Sonny is not currently undergoing any new development. I have found that there is a fundamental problem with using an interpretted language to process audio: it is far too slow. You may be interested in a more recent music programming project of mine: Ryvm.
- Standard programming language expression evaluation including arithmetic, logical, and ternary operators
- Modular arithmetic sound transformation via function-like constructs called "chains"
- Easy-to-type note entry to build song loops
- Song loop arrangement via chains
- Frequency-domain sound manipulation (not perfect)
- Simple but effective module system for separating code into multiple files or libraries
- Compiles to .WAV format
- Output to other audio formats, namely .MP3 and .OGG
- Playback and manipulation of external audio samples
- A more powerful module system for more complex libraries
- Continuous sound playback from the compiler itself
- Proper language documentation (currently there is only a lackluster grammar file)

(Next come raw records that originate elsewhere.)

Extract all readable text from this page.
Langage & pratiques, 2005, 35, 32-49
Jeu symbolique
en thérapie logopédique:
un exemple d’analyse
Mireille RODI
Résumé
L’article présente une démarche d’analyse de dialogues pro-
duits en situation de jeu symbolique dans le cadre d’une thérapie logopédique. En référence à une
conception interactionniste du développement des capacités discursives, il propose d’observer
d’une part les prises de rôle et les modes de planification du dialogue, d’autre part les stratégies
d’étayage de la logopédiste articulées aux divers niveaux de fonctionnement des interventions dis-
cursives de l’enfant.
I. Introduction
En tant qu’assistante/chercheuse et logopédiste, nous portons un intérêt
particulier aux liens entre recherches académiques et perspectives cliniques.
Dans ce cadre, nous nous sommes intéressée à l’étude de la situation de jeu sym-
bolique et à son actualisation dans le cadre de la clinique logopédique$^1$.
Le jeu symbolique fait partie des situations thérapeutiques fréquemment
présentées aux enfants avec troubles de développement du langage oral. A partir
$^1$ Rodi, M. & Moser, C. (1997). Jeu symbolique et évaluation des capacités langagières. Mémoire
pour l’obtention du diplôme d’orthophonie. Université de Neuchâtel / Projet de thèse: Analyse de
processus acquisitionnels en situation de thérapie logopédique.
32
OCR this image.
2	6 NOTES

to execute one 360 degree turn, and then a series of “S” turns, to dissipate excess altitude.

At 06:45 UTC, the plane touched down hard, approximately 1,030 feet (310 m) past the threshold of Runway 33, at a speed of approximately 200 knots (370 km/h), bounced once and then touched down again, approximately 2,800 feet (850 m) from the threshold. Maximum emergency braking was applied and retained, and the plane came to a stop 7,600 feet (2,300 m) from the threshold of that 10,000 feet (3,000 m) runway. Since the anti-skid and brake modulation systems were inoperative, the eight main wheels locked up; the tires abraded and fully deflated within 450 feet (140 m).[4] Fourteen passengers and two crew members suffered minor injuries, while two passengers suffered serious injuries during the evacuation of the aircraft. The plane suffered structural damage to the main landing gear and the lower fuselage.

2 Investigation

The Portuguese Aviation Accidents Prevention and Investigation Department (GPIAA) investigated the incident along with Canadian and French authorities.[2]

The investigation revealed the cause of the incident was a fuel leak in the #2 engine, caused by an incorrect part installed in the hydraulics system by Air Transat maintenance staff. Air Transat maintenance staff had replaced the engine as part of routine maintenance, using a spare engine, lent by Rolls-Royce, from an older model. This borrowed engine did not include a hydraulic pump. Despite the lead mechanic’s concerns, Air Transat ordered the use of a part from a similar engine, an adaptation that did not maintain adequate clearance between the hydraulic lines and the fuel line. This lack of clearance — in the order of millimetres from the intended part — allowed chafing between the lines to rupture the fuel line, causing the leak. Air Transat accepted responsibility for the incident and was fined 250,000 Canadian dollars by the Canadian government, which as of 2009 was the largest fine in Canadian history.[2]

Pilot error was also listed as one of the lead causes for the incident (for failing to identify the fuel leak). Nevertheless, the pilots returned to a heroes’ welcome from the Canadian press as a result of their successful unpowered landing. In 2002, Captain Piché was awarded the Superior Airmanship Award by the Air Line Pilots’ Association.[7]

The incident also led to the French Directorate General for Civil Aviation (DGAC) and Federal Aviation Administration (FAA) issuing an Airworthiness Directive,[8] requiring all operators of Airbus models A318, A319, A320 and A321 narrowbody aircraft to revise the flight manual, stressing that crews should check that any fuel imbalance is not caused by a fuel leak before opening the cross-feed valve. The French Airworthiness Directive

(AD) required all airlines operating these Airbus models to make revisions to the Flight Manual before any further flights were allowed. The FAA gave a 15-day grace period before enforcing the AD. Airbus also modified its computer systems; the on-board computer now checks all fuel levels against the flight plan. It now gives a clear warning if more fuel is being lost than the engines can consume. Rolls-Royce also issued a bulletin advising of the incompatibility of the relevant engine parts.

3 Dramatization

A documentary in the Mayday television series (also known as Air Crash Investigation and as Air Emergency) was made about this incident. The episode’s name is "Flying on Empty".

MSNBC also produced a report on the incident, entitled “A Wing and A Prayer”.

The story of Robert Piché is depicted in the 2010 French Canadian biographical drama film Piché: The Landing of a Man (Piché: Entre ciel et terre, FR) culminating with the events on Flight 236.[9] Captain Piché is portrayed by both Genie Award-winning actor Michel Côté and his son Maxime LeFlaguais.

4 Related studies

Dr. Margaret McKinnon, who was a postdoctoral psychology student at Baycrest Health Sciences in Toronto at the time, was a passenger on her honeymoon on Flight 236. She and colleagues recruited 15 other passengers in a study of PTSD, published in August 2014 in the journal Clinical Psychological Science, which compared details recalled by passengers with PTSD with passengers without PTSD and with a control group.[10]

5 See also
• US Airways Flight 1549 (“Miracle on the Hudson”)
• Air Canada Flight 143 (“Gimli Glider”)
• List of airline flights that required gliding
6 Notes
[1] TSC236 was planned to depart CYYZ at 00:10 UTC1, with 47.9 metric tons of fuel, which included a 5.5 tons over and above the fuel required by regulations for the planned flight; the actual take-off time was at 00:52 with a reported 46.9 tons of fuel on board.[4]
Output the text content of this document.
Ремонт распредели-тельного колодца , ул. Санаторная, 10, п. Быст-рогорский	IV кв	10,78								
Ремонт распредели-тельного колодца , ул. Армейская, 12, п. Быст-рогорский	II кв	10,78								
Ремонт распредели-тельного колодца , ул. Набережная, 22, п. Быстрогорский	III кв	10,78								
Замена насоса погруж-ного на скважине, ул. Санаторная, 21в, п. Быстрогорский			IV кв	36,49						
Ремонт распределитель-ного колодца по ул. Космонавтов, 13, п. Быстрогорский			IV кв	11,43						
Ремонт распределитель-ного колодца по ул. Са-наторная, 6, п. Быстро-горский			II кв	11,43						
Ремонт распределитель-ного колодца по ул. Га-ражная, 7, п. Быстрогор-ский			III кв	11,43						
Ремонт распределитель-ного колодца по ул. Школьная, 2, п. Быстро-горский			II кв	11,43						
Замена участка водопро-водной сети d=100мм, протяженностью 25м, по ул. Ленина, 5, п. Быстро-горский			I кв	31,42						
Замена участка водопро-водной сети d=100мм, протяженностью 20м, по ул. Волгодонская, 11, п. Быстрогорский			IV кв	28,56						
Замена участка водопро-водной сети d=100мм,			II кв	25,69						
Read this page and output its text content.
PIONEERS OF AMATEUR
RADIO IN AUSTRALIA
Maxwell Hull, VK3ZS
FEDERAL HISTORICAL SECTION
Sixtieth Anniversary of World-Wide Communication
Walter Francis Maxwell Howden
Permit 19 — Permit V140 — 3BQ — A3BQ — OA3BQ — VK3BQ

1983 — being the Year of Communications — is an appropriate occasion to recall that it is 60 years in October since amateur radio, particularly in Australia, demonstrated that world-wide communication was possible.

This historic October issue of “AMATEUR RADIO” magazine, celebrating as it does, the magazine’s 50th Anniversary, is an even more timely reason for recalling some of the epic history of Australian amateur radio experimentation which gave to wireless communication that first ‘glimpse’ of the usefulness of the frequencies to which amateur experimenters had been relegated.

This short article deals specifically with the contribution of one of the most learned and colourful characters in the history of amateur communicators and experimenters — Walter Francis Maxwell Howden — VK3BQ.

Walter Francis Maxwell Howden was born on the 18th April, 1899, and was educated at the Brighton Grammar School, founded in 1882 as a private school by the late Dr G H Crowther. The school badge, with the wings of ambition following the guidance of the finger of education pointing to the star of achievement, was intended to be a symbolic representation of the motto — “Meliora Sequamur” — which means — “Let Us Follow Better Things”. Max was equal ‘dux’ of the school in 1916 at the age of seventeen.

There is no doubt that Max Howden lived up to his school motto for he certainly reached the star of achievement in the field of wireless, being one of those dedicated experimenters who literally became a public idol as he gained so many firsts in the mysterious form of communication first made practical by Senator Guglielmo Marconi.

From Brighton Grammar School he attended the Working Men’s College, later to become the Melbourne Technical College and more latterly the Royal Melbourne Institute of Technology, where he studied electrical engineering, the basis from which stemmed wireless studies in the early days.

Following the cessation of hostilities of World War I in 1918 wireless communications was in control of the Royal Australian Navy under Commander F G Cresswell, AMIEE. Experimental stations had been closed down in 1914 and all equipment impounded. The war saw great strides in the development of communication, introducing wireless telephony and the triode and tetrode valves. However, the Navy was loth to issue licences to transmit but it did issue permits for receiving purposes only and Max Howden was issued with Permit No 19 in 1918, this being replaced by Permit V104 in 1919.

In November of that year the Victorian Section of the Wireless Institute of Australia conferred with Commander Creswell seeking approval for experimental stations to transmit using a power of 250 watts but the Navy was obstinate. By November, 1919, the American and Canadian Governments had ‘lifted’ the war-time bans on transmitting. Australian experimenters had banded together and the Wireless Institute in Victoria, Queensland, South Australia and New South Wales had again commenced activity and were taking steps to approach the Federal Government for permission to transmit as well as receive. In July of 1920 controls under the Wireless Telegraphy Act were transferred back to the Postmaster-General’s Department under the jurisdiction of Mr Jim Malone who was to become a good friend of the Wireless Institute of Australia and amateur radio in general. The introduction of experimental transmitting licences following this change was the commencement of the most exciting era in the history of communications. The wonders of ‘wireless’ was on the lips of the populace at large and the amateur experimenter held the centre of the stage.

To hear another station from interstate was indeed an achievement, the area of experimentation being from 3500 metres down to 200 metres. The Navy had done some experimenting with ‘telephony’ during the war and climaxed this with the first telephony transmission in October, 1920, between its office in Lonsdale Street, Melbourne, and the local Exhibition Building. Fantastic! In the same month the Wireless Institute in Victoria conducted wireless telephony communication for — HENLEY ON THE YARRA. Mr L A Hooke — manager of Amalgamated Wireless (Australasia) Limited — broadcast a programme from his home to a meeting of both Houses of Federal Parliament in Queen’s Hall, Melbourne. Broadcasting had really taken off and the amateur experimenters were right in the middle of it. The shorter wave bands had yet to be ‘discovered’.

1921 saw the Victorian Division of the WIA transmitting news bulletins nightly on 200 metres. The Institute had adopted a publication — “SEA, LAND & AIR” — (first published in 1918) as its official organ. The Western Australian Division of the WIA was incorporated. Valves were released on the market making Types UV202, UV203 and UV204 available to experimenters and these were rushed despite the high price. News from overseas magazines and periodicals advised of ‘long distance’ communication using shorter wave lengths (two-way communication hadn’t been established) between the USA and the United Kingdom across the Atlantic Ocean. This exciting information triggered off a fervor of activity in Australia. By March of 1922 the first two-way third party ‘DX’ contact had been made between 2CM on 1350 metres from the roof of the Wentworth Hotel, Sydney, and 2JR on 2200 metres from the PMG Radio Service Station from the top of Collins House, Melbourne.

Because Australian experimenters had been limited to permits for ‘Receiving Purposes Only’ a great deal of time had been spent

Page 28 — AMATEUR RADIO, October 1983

- Getting user input to allow for interactive programs
- A decent standard library with lots of useful chains
The language should (eventually)...
- be capable of creating any audio file that a typical DAW (Digital Audio Workstation) program like Ableton, Reason, or Logic are capable of making.
- be easy to use for the purposes of sound design and audio generation.
- be fast. A decent machine should be capable of continuous audio generation and playback without any pauses.
- have simple, nice-looking syntax. (This is obviously subjective.)
- be compatible with all major desktop operating systems.
- not require a GUI for the vast majority of features.
The does not need to, and probably should not...
- be easy to use as a general-purpose programming language. There are plenty of very good general-purpose programming languages already. Sonny only seeks to be good in its niche of sound processing.
- Git (recommended)
- Rust
- Cargo
The Sonny compiler is written in the Rust programming language. Currently, the main way to install Sonny is to build it from source. Luckily, Rust makes this very easy. Before you can install Sonny you will need to install Rust and its package manager, cargo.
If you do not already have Rust installed, head over to the Rust website and install it. Once cargo is installed, simply run these commands in your terminal:
git clone https://github.com/kaikalii/sonny.git
cd sonny
cargo build --release
Then, you can run the example:
cargo run example.son --play
After this, you can cargo build --release
and add /PATH/TO/sonny/target/release to your path if you want to be able to compile Sonny projects from any directory.
If you use Atom as your editor, you can get syntax highlighting for Sonny by installing the language-sonny package.
To learn the basics or programming in Sonny, head over to the documentation.
Any contribution to Sonny's development is greatly appreciated. If you would like to contribute, please keep the following in mind:
- Unless your contribution is a simple bug fix, open an issue to discuss it before submitting a pull-request.
- Please use rustfmt on your code with the default settings.